Camera remotes typically connect to your phone via Bluetooth and work precisely the same as the shutter button on your phone, just in a palm-sized remote. The best option as far as a palm-sized Bluetooth shutters go is Moment’s. Well, if you have an iPhone, of course (their remote is not supported on Android).
If you’re shooting low-light portraits, you’ll want to keep your phone as still as you can to produce the highest quality image, so be sure to use a mobile phone tripod in addition to your remote.
Remotes are also a great way to upgrade from selfies to self-portraits. They’re small enough to be discreetly hidden in the palm of your hand, which means no one on Instagram will know that you took that fab photo of yourself. Unless, of course, you want to brag about your incredible self-portrait skills.
Though obviously not a Bluetooth camera remote, your phone’s headphones can probably be used as one. With Apple headphones or in Android settings you can use your volume controls to activate your camera’s flash. While it isn’t as sexy as a Bluetooth camera remote and it can’t work from very far away, this trick can up your smartphone portrait photography in certain circumstances.
Looking for a dope portrait lighting effect, but don’t know where to start? Well, kudos to you for not just using your phone’s flash!
Let’s face it, the flash on your phone doesn’t exactly provide ideal lighting for portraits. Depending on their style, most portrait photographers prefer softer lighting than the harsh flash of their cameras.
If you’re looking for soft, even lighting on your subject, you’ll need an external light source. Ring lights are the lights of choice for social media influencers, and they work great for portrait photography as well.
Clip-on lights are simple to use and easy to attach to your smartphone. As the name implies, you just clip it on to your phone. There is a litany of inexpensive lighting choices out there, but will they help your portraits stand out from the crowd? Probably not.

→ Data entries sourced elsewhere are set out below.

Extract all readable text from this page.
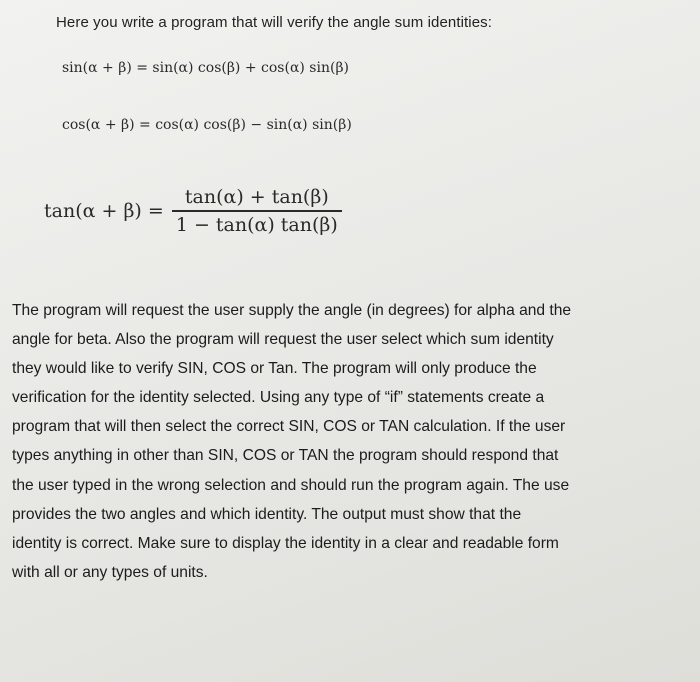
Here you write a program that will verify the angle sum identities:
sin(α + β) = sin(α) cos(β) + cos(α) sin(β)
cos(α + β) = cos(α) cos(β) − sin(α) sin(β)
$\tan(\alpha + \beta) = \frac{\tan(\alpha) + \tan(\beta)}{1 - \tan(\alpha) \tan(\beta)}$
The program will request the user supply the angle (in degrees) for alpha and the
angle for beta. Also the program will request the user select which sum identity
they would like to verify SIN, COS or Tan. The program will only produce the
verification for the identity selected. Using any type of “if” statements create a
program that will then select the correct SIN, COS or TAN calculation. If the user
types anything in other than SIN, COS or TAN the program should respond that
the user typed in the wrong selection and should run the program again. The use
provides the two angles and which identity. The output must show that the
identity is correct. Make sure to display the identity in a clear and readable form
with all or any types of units.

A more professional option like the Aputure AL-M9, however, is a great way to combine your light source with your tripod as it comes with an adapter so that you can attach the two. By purchasing this external flash, you’ll start to build a rig that looks professional and performs that way too. With nine different options for lighting, the Aputure is going to be able to handle the majority of your basic needs.
In attaching your light source to your smartphone tripod, you also won’t need to haul around extraneous gear. The cumbersome nature of photography equipment is worth noting because one of the major pros associated with mobile phone photography is its mobility compared to traditional photography.

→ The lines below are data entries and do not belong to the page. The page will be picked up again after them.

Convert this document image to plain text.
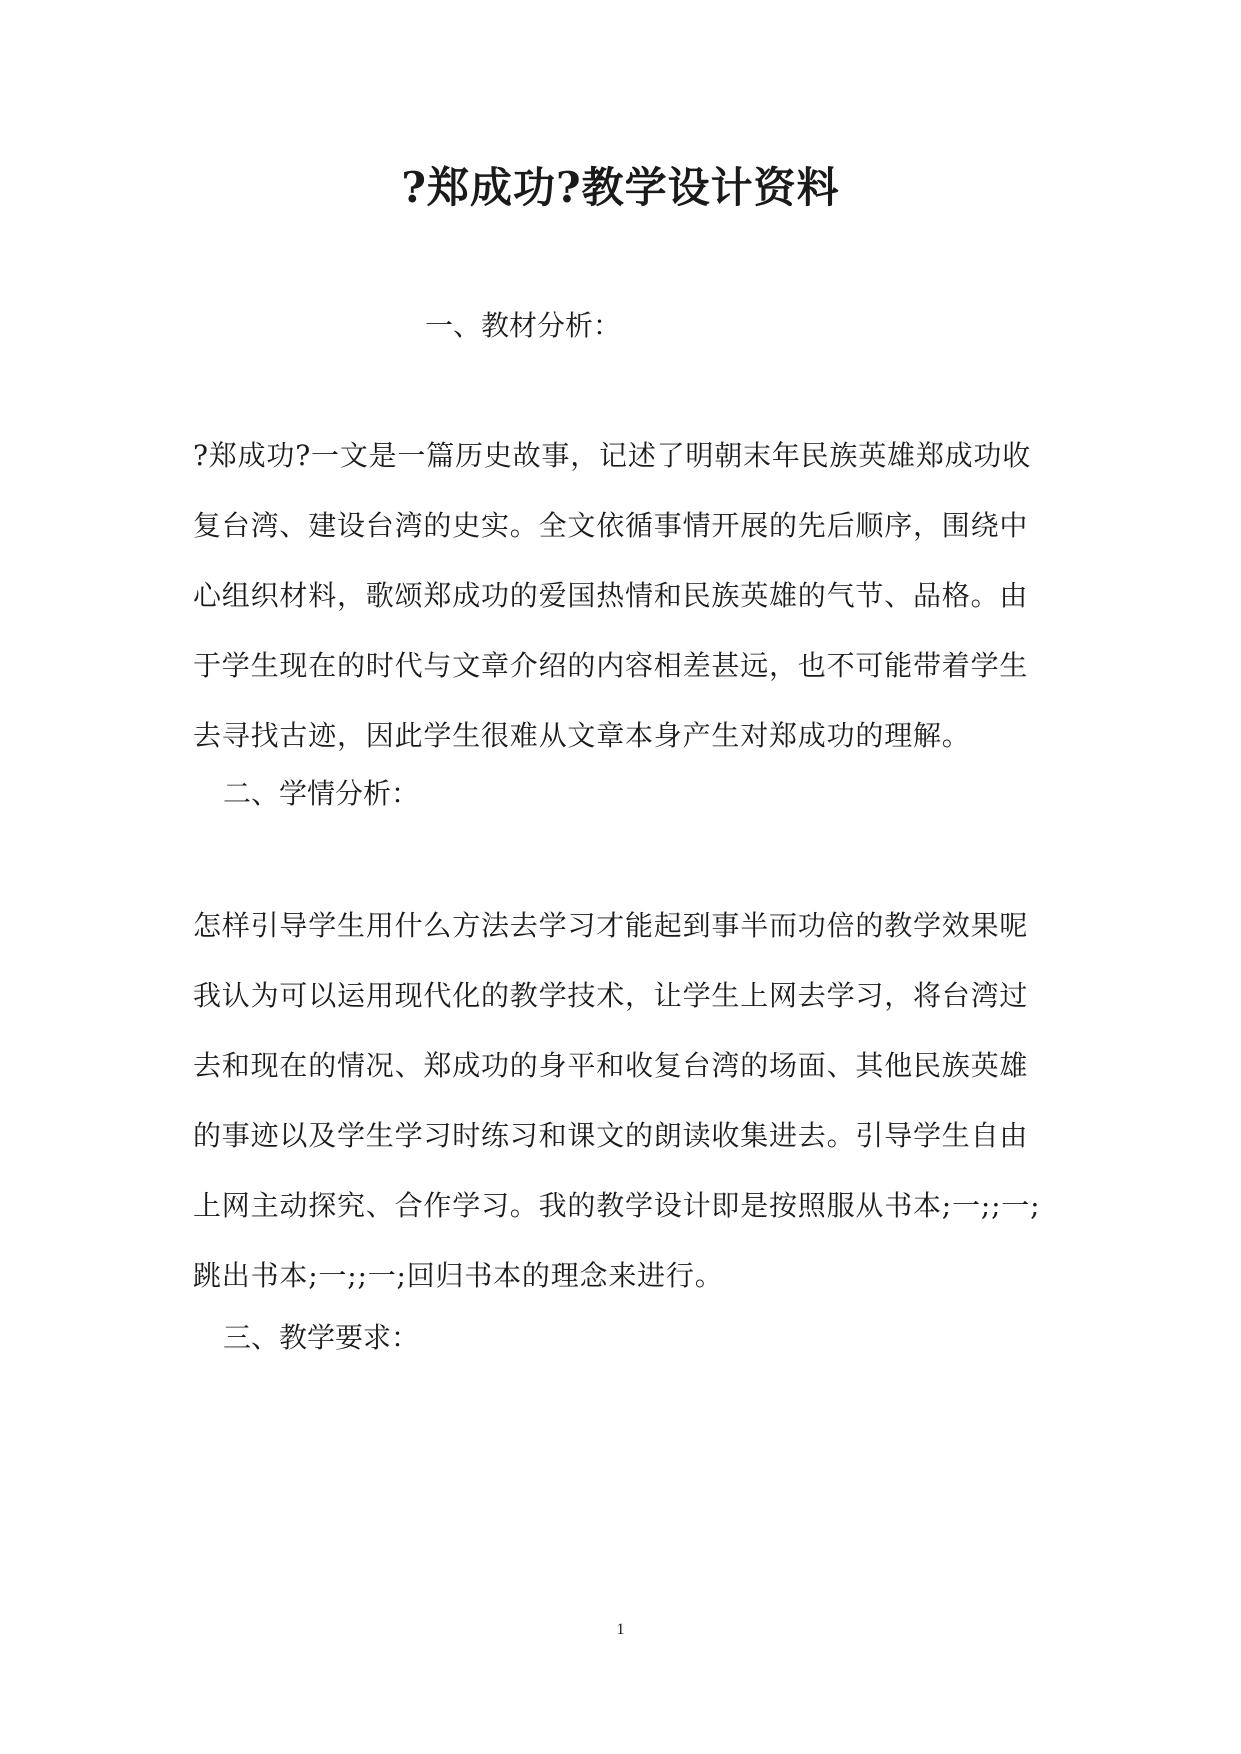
?郑成功?教学设计资料
一、教材分析：
?郑成功?一文是一篇历史故事，记述了明朝末年民族英雄郑成功收
复台湾、建设台湾的史实。全文依循事情开展的先后顺序，围绕中
心组织材料，歌颂郑成功的爱国热情和民族英雄的气节、品格。由
于学生现在的时代与文章介绍的内容相差甚远，也不可能带着学生
去寻找古迹，因此学生很难从文章本身产生对郑成功的理解。
二、学情分析：
怎样引导学生用什么方法去学习才能起到事半而功倍的教学效果呢
我认为可以运用现代化的教学技术，让学生上网去学习，将台湾过
去和现在的情况、郑成功的身平和收复台湾的场面、其他民族英雄
的事迹以及学生学习时练习和课文的朗读收集进去。引导学生自由
上网主动探究、合作学习。我的教学设计即是按照服从书本;一;;一;
跳出书本;一;;一;回归书本的理念来进行。
三、教学要求：
1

Mobile Phone Portrait Photography Tips and Techniques
If you’re a portrait photographer that would prefer more control over your camera’s settings, you might want to consider downloading a third-party camera app. Sure, the camera app that comes on your phone is more than adequate and may also offer Portrait Mode, but third-party apps provide you more flexibility and more control.
One of the most overlooked aspects of portrait photography is creativity. Remember, your subject doesn’t always have to be smiling or looking into the camera. Your photos also don’t have to be in color – experiment in black and white!
Move to a different position to capture the person from a different angle. Try to portray your subject’s personality or ask them to express a variety of emotions. Remember, a good portrait should tell a story!
Don’t be afraid to experiment with your lighting, as well. Different lighting can create the illusion of different moods. Soft fill lights and harsh backlighting will give you completely different looks, so try out a few different lighting techniques to see what suits you and your subject best.
As with most forms of photography, a little editing can make an already spectacular image look even better. Exactly how much editing you do is up to you and your unique style. If you don’t already have an editing app of choice, the link above includes 37 options from which to choose.